Faktor Amerika Tidak Signifikan
BONN, KOMPAS — Faktor mundurnya Amerika Serikat dari Kesepakatan Paris dinilai tidak terlalu berpengaruh signifikan pada upaya pengurangan emisi dalam perubahan iklim. Komitmen yang lebih, yang ditunjukkan oleh sejumlah negara, menjadi kompensasi atas mundurnya Amerika Serikat itu.
Mundurnya AS itu tentu menimbulkan kekhawatiran tersendiri, apakah target menahan peningkatan suhu global di bawah 2 derajat celsius yang sudah ditetapkan secara global bisa tercapai. Namun, ternyata faktor itu menjadi tidak begitu signifikan karena sejumlah negara justru meningkatkan komitmennya dan negara yang kinerjanya melebihi target mengompensasi mundurnya AS, misalnya, Denmark, Norwegia, China, dan India.
"Semangat kolektivitas negara-negara di ruang negosiasi tetap terjaga," kata Utusan Khusus Presiden RI untuk Pengendalian Perubahan Iklim Rachmat Witoelar pada Pertemuan Para Pihak (COP) Ke-23 Kerangka Kerja PBB tentang Konvensi Perubahan Iklim (UNFCCC), seperti dilaporkan wartawan Kompas, Adhitya Ramadhan, dari Bonn, Jerman, Selasa (14/11).

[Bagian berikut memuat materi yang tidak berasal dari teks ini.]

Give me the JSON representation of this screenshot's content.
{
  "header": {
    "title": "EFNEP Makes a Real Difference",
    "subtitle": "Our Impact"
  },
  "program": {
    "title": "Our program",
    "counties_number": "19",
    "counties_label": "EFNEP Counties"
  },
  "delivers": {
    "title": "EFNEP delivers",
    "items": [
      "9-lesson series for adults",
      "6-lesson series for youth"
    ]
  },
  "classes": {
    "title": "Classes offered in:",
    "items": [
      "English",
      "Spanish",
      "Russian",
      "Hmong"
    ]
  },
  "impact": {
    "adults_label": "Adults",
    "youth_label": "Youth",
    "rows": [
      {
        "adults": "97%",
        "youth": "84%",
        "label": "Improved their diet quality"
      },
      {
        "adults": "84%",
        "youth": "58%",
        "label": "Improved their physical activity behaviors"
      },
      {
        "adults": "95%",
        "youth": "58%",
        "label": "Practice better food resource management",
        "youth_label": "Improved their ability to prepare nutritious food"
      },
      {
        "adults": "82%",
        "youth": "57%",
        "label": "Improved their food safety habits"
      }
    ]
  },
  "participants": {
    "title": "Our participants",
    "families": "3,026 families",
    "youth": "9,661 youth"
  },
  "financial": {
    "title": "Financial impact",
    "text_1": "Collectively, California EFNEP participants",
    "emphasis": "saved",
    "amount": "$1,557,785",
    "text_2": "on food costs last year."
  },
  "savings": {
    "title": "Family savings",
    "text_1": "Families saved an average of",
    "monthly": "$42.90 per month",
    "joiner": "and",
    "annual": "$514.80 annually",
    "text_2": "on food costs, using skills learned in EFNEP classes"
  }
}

Belum lagi, katanya, sikap pemerintah federal Amerika Serikat di bawah Trump tidak begitu saja mencerminkan sikap AS sebagai negara. Beberapa hari lalu, mantan Wali Kota New York Michael R Bloomberg, yang kini menjadi Utusan Khusus UNFCCC untuk Kota-kota dan Perubahan Iklim, menuturkan, publik AS yang merupakan non-state actors dalam perubahan iklim telah bergerak dan sudah berkontribusi setengah jalan menuju target Niatan Kontribusi Nasional (NDC) tanpa dukungan pemerintah federal. Gerakan yang disebut sebagai America\'s Pledge itu didukung gubernur, wali kota, pengusaha, akademisi, juga ribuan publik Amerika.

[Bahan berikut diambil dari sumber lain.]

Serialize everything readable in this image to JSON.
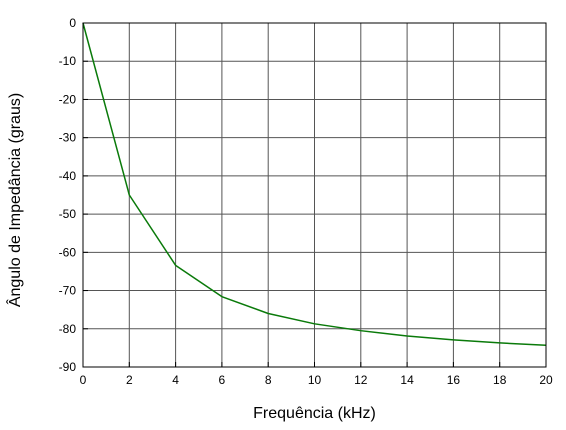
{
  "chart_data": {
    "type": "line",
    "title": "",
    "xlabel": "Frequência (kHz)",
    "ylabel": "Ângulo de Impedância (graus)",
    "xlim": [
      0,
      20
    ],
    "ylim": [
      -90,
      0
    ],
    "xticks": [
      "0",
      "2",
      "4",
      "6",
      "8",
      "10",
      "12",
      "14",
      "16",
      "18",
      "20"
    ],
    "yticks": [
      "0",
      "-10",
      "-20",
      "-30",
      "-40",
      "-50",
      "-60",
      "-70",
      "-80",
      "-90"
    ],
    "grid": true,
    "series": [
      {
        "color": "#0a7a0a",
        "x": [
          0,
          2,
          4,
          6,
          8,
          10,
          12,
          14,
          16,
          18,
          20
        ],
        "y": [
          0,
          -45,
          -63.4,
          -71.6,
          -76,
          -78.7,
          -80.5,
          -81.9,
          -82.9,
          -83.7,
          -84.3
        ]
      }
    ]
  }
}
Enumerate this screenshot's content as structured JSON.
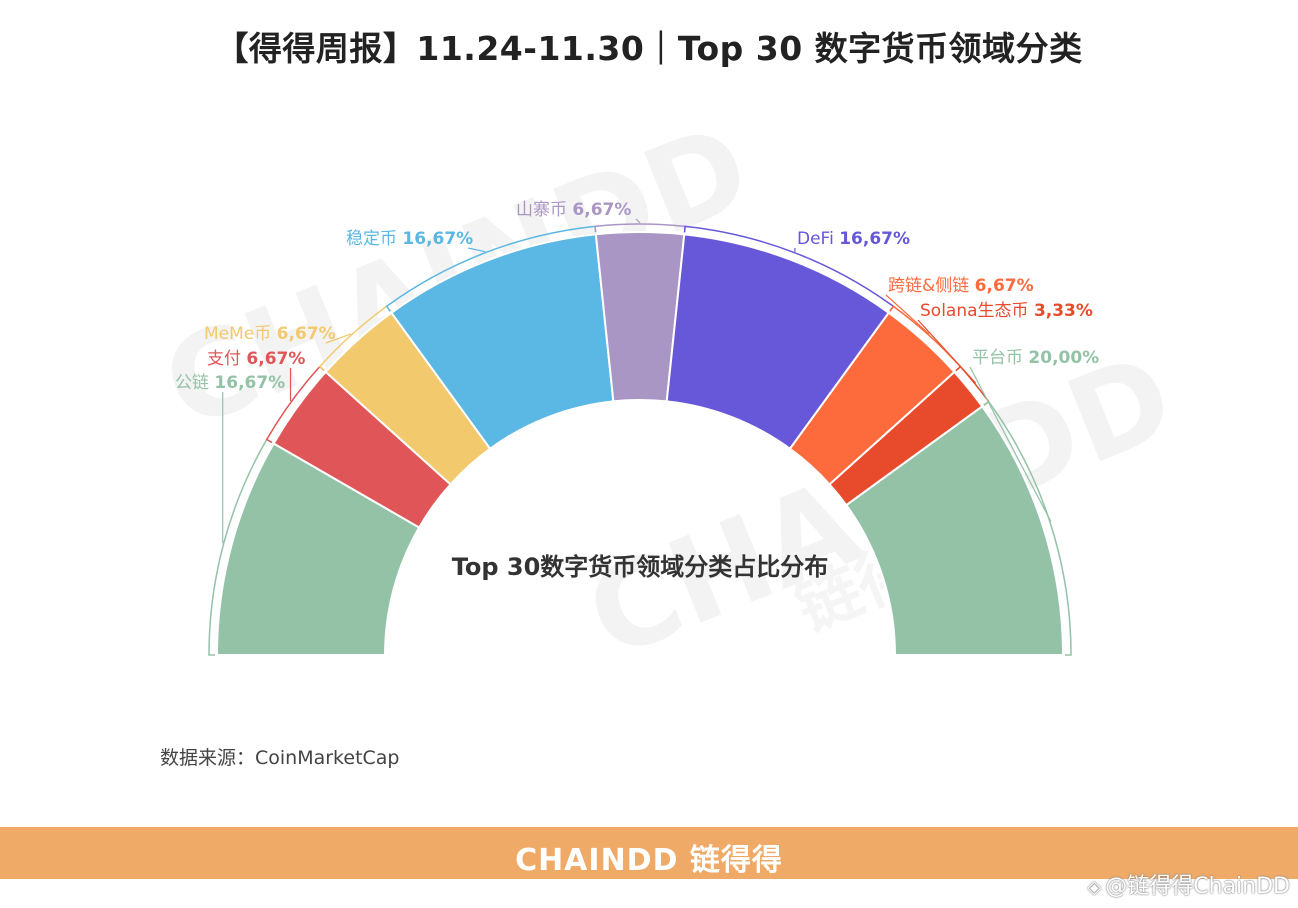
{
  "title": "【得得周报】11.24-11.30｜Top 30 数字货币领域分类",
  "chart_data": {
    "type": "pie",
    "subtype": "semicircle-donut",
    "center_label": "Top 30数字货币领域分类占比分布",
    "slices": [
      {
        "label": "公链",
        "value": 16.67,
        "value_text": "16,67%",
        "color": "#93c2a7"
      },
      {
        "label": "支付",
        "value": 6.67,
        "value_text": "6,67%",
        "color": "#e05558"
      },
      {
        "label": "MeMe币",
        "value": 6.67,
        "value_text": "6,67%",
        "color": "#f2c96d"
      },
      {
        "label": "稳定币",
        "value": 16.67,
        "value_text": "16,67%",
        "color": "#5bb7e3"
      },
      {
        "label": "山寨币",
        "value": 6.67,
        "value_text": "6,67%",
        "color": "#a996c4"
      },
      {
        "label": "DeFi",
        "value": 16.67,
        "value_text": "16,67%",
        "color": "#6658d8"
      },
      {
        "label": "跨链&侧链",
        "value": 6.67,
        "value_text": "6,67%",
        "color": "#fd6a3c"
      },
      {
        "label": "Solana生态币",
        "value": 3.33,
        "value_text": "3,33%",
        "color": "#e84b2c"
      },
      {
        "label": "平台币",
        "value": 20.0,
        "value_text": "20,00%",
        "color": "#93c2a7"
      }
    ]
  },
  "source": "数据来源：CoinMarketCap",
  "watermark": {
    "brand": "CHAINDD",
    "cn": "链得得"
  },
  "footer": {
    "logo": "CHAINDD 链得得"
  },
  "credit": {
    "text": "@链得得ChainDD",
    "icon": "binance-diamond-icon"
  }
}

Dari sisi pendanaan dan teknologi, mundurnya AS juga terkompensasi dengan banyaknya pihak yang menyediakan pendanaan dari Eropa yang tidak memiliki dampak politik yang besar. Teknologi mutakhir dari negara-negara di luar AS juga dinilai Rachmat bisa menutupi teknologi dari AS, seperti China.
Regulasi energi
Wakil Ketua Komisi VII DPR Satya Widya Yudha menekankan pentingnya Indonesia untuk membuat regulasi energi baru terbarukan dalam bentuk undang-undang. Undang-undang yang ada, seperti UU Minyak dan Gas, UU Panas Bumi, dan UU Listrik dinilai belum cukup untuk mengatur energi baru dan terbarukan.
Dua komponen besar NDC Indonesia adalah perubahan lahan dan kehutanan serta energi. Dalam energi, komponen besarnya adalah listrik dan transportasi. Pemerintah, menurut Satya, perlu memperlihatkan keberpihakan yang lebih pada pengembangan energi baru dan terbarukan.
Di Jakarta, para pegiat lingkungan menilai komitmen pemerintah dalam mengurangi dampak perubahan iklim lemah. Untuk menguatkan komitmen itu, pengalihan penggunaan energi batubara dengan energi terbarukan mendesak dilakukan.
Pada 2030, Indonesia menargetkan penurunan gas rumah kaca 29 persen dengan kemampuan sendiri dan 41 persen dengan dukungan internasional. Direktur Eksekutif Wahana Lingkungan Hidup Indonesia (Walhi) Nur Hidayati mengatakan, jika tidak ada langkah konkret dari pemerintah dalam perubahan iklim, target tersebut tidak dapat tercapai.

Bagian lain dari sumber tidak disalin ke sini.